Aspirin and Nonacetylated Salicylates in OA Treatment

• Acetylsalicylic acid (aspirin):
  • tablets, chewable tablets, enteric-coated tablets, timed-release tablets, caplets, suppository;
  • cautious use in children is recommended;
  • toxicity risk is increased at high doses;
  • the combination with extended-release dipyridamole is more favorable than aspirin alone;
• Diflunisal:
  • tablets (250/500 mg);
  • recommended dose: 1 g initially, and then 500 mg every 8-12 hours for adults (Woo, 2016).

OA patients may experience acute or subacute painful episodes the major cause of which is inflammation.
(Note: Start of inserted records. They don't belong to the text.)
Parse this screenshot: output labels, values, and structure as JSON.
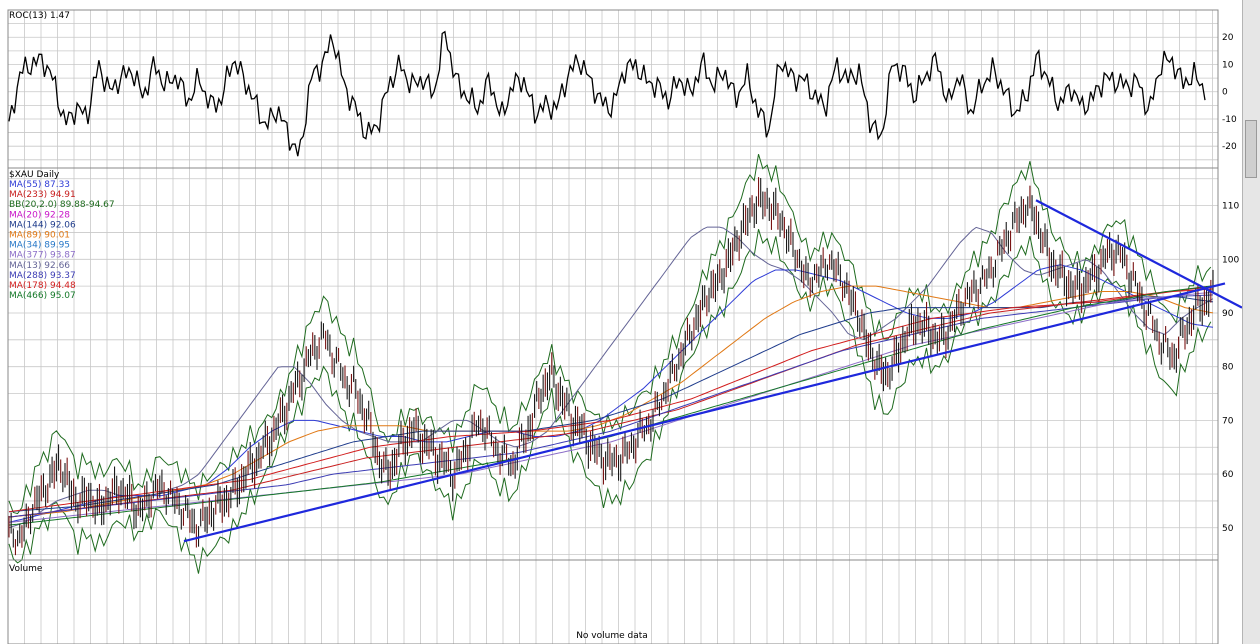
{
  "chart_data": [
    {
      "type": "line",
      "title": "ROC(13) 1.47",
      "indicator": "ROC(13)",
      "last_value": "1.47",
      "ylim": [
        -28,
        30
      ],
      "y_ticks": [
        20,
        10,
        0,
        -10,
        -20
      ],
      "grid": true,
      "color": "#000000",
      "samples": [
        -13,
        7,
        10,
        12,
        4,
        -12,
        -6,
        -9,
        10,
        0,
        5,
        8,
        -2,
        10,
        2,
        6,
        -4,
        5,
        -5,
        -3,
        12,
        5,
        -4,
        -13,
        -6,
        -16,
        -24,
        5,
        10,
        20,
        2,
        -6,
        -16,
        -12,
        3,
        10,
        2,
        5,
        -1,
        22,
        4,
        -2,
        -6,
        5,
        -10,
        2,
        5,
        -8,
        -5,
        -6,
        6,
        12,
        4,
        -4,
        -6,
        8,
        10,
        4,
        2,
        -3,
        5,
        -1,
        11,
        2,
        8,
        -3,
        6,
        -7,
        -14,
        12,
        5,
        5,
        -1,
        -6,
        10,
        4,
        8,
        -10,
        -18,
        10,
        8,
        -2,
        6,
        12,
        -5,
        7,
        -8,
        2,
        8,
        1,
        -8,
        -2,
        13,
        4,
        -5,
        2,
        -6,
        -2,
        5,
        4,
        2,
        4,
        -8,
        10,
        12,
        3,
        6,
        1
      ]
    },
    {
      "type": "candlestick",
      "title": "$XAU Daily",
      "ylim": [
        44,
        117
      ],
      "y_ticks": [
        110,
        100,
        90,
        80,
        70,
        60,
        50
      ],
      "grid": true,
      "legend_position": "top-left",
      "legend": [
        {
          "label": "MA(55) 87.33",
          "color": "#2f3cd6"
        },
        {
          "label": "MA(233) 94.91",
          "color": "#c81e1e"
        },
        {
          "label": "BB(20,2.0) 89.88-94.67",
          "color": "#1f6b1f"
        },
        {
          "label": "MA(20) 92.28",
          "color": "#c814c8"
        },
        {
          "label": "MA(144) 92.06",
          "color": "#1f3c8c"
        },
        {
          "label": "MA(89) 90.01",
          "color": "#e07814"
        },
        {
          "label": "MA(34) 89.95",
          "color": "#2878c8"
        },
        {
          "label": "MA(377) 93.87",
          "color": "#8c6ec8"
        },
        {
          "label": "MA(13) 92.66",
          "color": "#646496"
        },
        {
          "label": "MA(288) 93.37",
          "color": "#3c3cb4"
        },
        {
          "label": "MA(178) 94.48",
          "color": "#d21e1e"
        },
        {
          "label": "MA(466) 95.07",
          "color": "#147828"
        }
      ],
      "price_path": [
        50,
        48,
        52,
        56,
        58,
        62,
        58,
        54,
        56,
        53,
        55,
        57,
        56,
        53,
        55,
        58,
        57,
        55,
        53,
        50,
        52,
        54,
        55,
        57,
        60,
        62,
        65,
        68,
        72,
        76,
        80,
        84,
        86,
        82,
        78,
        76,
        72,
        66,
        60,
        62,
        66,
        68,
        66,
        64,
        62,
        60,
        63,
        68,
        70,
        66,
        64,
        62,
        66,
        70,
        76,
        78,
        74,
        70,
        68,
        65,
        63,
        62,
        63,
        65,
        68,
        70,
        74,
        78,
        82,
        86,
        90,
        94,
        96,
        100,
        104,
        108,
        111,
        110,
        108,
        104,
        100,
        96,
        98,
        100,
        98,
        94,
        90,
        84,
        80,
        78,
        82,
        86,
        88,
        87,
        85,
        86,
        90,
        93,
        95,
        97,
        100,
        104,
        107,
        110,
        108,
        102,
        98,
        96,
        94,
        95,
        97,
        100,
        102,
        100,
        96,
        92,
        88,
        84,
        82,
        86,
        90,
        92,
        93
      ],
      "ma_series": {
        "MA(13)": [
          50,
          51,
          53,
          55,
          56,
          57,
          57,
          56,
          56,
          56,
          57,
          58,
          60,
          64,
          68,
          72,
          76,
          80,
          80,
          77,
          73,
          70,
          68,
          67,
          66,
          66,
          66,
          68,
          70,
          70,
          68,
          66,
          65,
          66,
          68,
          72,
          76,
          80,
          84,
          88,
          92,
          96,
          100,
          104,
          106,
          106,
          104,
          101,
          99,
          98,
          96,
          93,
          90,
          86,
          85,
          87,
          89,
          92,
          95,
          99,
          103,
          106,
          105,
          101,
          98,
          97,
          98,
          99,
          100,
          98,
          94,
          90,
          87,
          86,
          89,
          91,
          92.66
        ],
        "MA(55)": [
          51,
          52,
          53,
          54,
          55,
          56,
          56,
          56,
          57,
          58,
          61,
          65,
          68,
          70,
          70,
          69,
          68,
          67,
          67,
          66,
          66,
          67,
          68,
          68,
          67,
          67,
          68,
          70,
          73,
          76,
          80,
          84,
          88,
          92,
          96,
          98,
          98,
          97,
          96,
          94,
          92,
          90,
          89,
          89,
          90,
          92,
          95,
          98,
          99,
          98,
          96,
          94,
          92,
          90,
          88,
          87.33
        ],
        "MA(89)": [
          52,
          52.5,
          53,
          54,
          55,
          56,
          57,
          58,
          60,
          63,
          66,
          68,
          69,
          69,
          69,
          68,
          68,
          68,
          68,
          68,
          68,
          69,
          71,
          74,
          77,
          81,
          85,
          89,
          92,
          94,
          95,
          95,
          94,
          93,
          92,
          91,
          91,
          92,
          93,
          94,
          94,
          93,
          91,
          90.01
        ],
        "MA(144)": [
          53,
          53.5,
          54,
          55,
          56,
          57,
          58,
          60,
          62,
          64,
          66,
          67,
          68,
          68,
          68,
          68,
          69,
          70,
          72,
          74,
          77,
          80,
          83,
          86,
          88,
          90,
          91,
          91,
          91,
          91,
          91,
          92,
          92,
          93,
          93,
          92.06
        ],
        "MA(178)": [
          53,
          54,
          55,
          56,
          57,
          58,
          59,
          61,
          63,
          65,
          66,
          67,
          67.5,
          68,
          69,
          70,
          72,
          74,
          77,
          80,
          83,
          85,
          87,
          89,
          90,
          91,
          91.5,
          92,
          93,
          94,
          94.48
        ],
        "MA(233)": [
          52,
          53,
          54,
          55,
          56,
          57,
          59,
          61,
          63,
          64,
          65,
          66,
          67,
          68,
          70,
          72,
          75,
          78,
          81,
          84,
          86,
          88,
          90,
          91,
          92,
          93,
          94,
          94.91
        ],
        "MA(288)": [
          52,
          53,
          54,
          55,
          56,
          57,
          58,
          60,
          61,
          62,
          63,
          64,
          66,
          68,
          71,
          74,
          77,
          80,
          83,
          85,
          87,
          89,
          90,
          91,
          92,
          93,
          93.37
        ],
        "MA(377)": [
          51,
          52,
          53,
          54,
          55,
          56,
          57,
          58,
          59,
          60,
          62,
          64,
          66,
          69,
          72,
          75,
          78,
          81,
          84,
          86,
          88,
          90,
          92,
          93,
          93.87
        ],
        "MA(466)": [
          50.5,
          51.5,
          52.5,
          53.5,
          54.5,
          55.5,
          56.5,
          57.5,
          58.5,
          60,
          61.5,
          63,
          65,
          67,
          69.5,
          72,
          74.5,
          77,
          79.5,
          82,
          84.5,
          87,
          89,
          91,
          92.5,
          94,
          95.07
        ]
      },
      "bollinger": {
        "label": "BB(20,2.0)",
        "lower_last": 89.88,
        "upper_last": 94.67,
        "width": 4
      },
      "trendlines": [
        {
          "name": "rising support",
          "color": "#1e28dc",
          "from": 47.5,
          "to": 95.5
        },
        {
          "name": "falling resistance",
          "color": "#1e28dc",
          "from": 111,
          "to": 91
        }
      ]
    },
    {
      "type": "bar",
      "title": "Volume",
      "message": "No volume data",
      "grid": true
    }
  ]
}
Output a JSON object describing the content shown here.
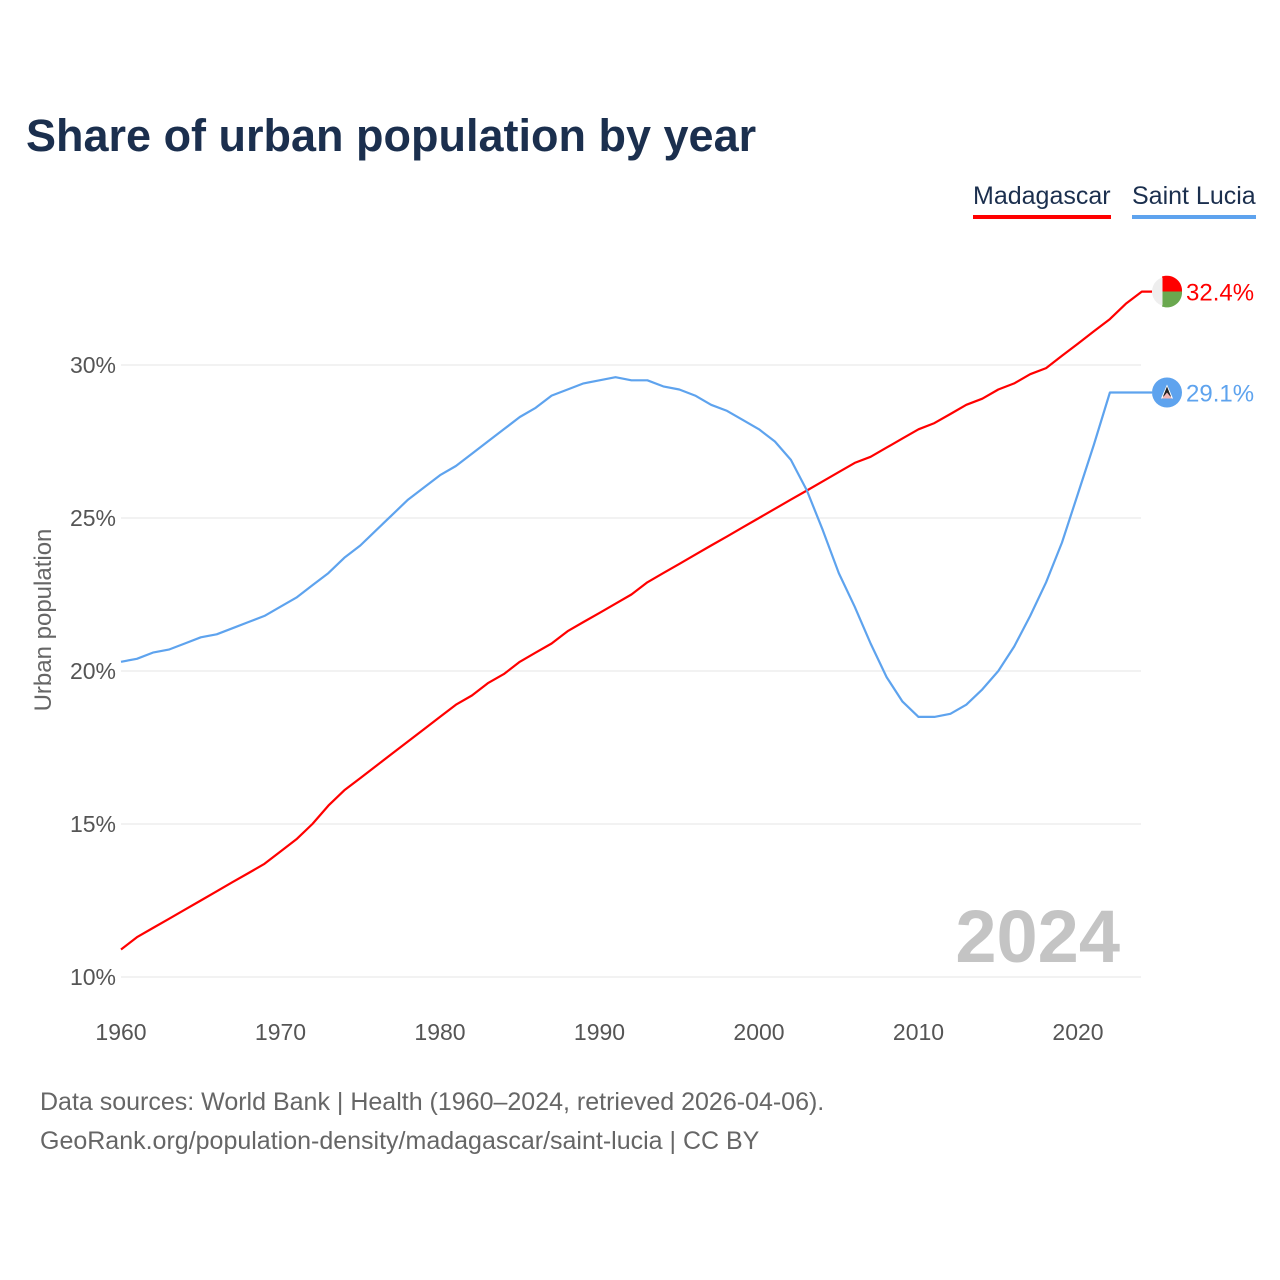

Whereas there is no effective drug that could change the course of OA, salicylates can be used to treat the pain (Woo, 2016). Aspirin is recommended due to its analgesic effect and anti-inflammatory action. In divided doses (1.2 to 2.4 g daily), this drug is well tolerated. Compared to NSAIDs, aspirin is reported to have fewer side effects (Woo, 2016). Acetaminophen does not have any anti-inflammatory action, but it is helpful for analgesia.

Nursing Implications

• Control over pain.
• Correct intake of drugs.
• No overdose issues.
• Ability to manage one’s condition.
• Avoidance of side effects.

The main nurse-related consequence of OA treatment is the patient’s ability to control his or her life due to the selection of correct drugs and dosage (Woo, 2016). It is necessary to explain the possibility of adverse effects and perform patient education to reach the best outcomes of treatment. Also, the nurse should make sure that the patient is capable of addressing the healthcare facility when he or she notes the deterioration of pain or other uncommon indications. Overall, the nurse’s role in the pharmacological management of OA is to promote patients’ well-being and help them to avoid complications.

References

Ashkavand, Z., Malekinejad, H., & Vishwanath, B. S. (2013). The pathophysiology of osteoarthritis. Journal of Pharmacy Research, 7(1), 132-138.

Woo, T. M. (2016). Drugs used in treating inflammatory processes. In T. M. Woo & M. V. Robinson (Eds.), Pharmacotherapeutics for advanced practice nurse prescribers (4th ed.) (pp. 801-836). Philadelphia, PA: F. A. Davis Company.